「日中双方が歩み寄りを」 エズラ・ボーゲル氏が福岡市で講演
ベストセラー「ジャパン・アズ・ナンバーワン」の著書で知られる米ハーバード大のエズラ・ボーゲル名誉教授が6日、福岡市内で講演した。沖縄県・尖閣諸島の問題に関し、中国の最高実力者だった故〓小平氏が唱えた「棚上げ」論を参考に双方の歩み寄りによる解決を求めた。
ボーゲル氏は日中関係悪化の背景として(1)天安門事件を機に中国政府が愛国教育を進め、「反日」意識が強まった(2)中国が日本を抜いて世界第2位の経済規模になったという自信が芽生えた-と指摘。閣僚による靖国神社参拝を例に「日本側もできるだけ挑発すべきではない」と述べた。

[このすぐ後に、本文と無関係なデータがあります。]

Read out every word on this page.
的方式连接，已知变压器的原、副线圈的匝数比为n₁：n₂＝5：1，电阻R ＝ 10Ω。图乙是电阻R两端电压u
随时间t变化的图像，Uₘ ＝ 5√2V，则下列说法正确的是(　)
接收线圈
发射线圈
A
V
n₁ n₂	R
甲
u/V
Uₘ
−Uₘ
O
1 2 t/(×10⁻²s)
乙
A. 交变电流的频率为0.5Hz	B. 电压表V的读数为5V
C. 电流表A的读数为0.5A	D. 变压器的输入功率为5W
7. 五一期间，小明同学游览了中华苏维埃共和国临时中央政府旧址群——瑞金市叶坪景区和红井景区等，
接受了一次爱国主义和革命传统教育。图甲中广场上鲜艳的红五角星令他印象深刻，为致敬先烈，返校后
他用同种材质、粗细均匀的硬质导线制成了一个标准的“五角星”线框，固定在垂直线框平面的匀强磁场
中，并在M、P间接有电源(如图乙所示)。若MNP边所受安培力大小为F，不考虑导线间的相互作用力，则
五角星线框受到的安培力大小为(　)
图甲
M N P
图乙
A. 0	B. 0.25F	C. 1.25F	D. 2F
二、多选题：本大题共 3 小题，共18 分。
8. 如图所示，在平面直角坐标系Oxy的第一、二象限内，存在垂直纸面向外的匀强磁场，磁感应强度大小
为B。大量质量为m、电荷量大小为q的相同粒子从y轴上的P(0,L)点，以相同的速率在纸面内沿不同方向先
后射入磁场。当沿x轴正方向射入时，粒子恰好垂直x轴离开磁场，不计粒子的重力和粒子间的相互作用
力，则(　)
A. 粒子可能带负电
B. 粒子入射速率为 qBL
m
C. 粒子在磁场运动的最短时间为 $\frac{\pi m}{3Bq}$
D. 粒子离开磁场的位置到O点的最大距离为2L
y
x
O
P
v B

その上で「戦後の日本ほど平和を重んじた国はない。日本人はそのことを謙遜せずに国内外でアピールし、戦争は間違いだったと、もっとはっきり主張すれば中国は日本をたたきにくくなる」と語った。
ボーゲル氏は日本、中国研究の専門家。「現代中国の父 〓小平」(日本経済新聞出版社)の出版を機に来日した。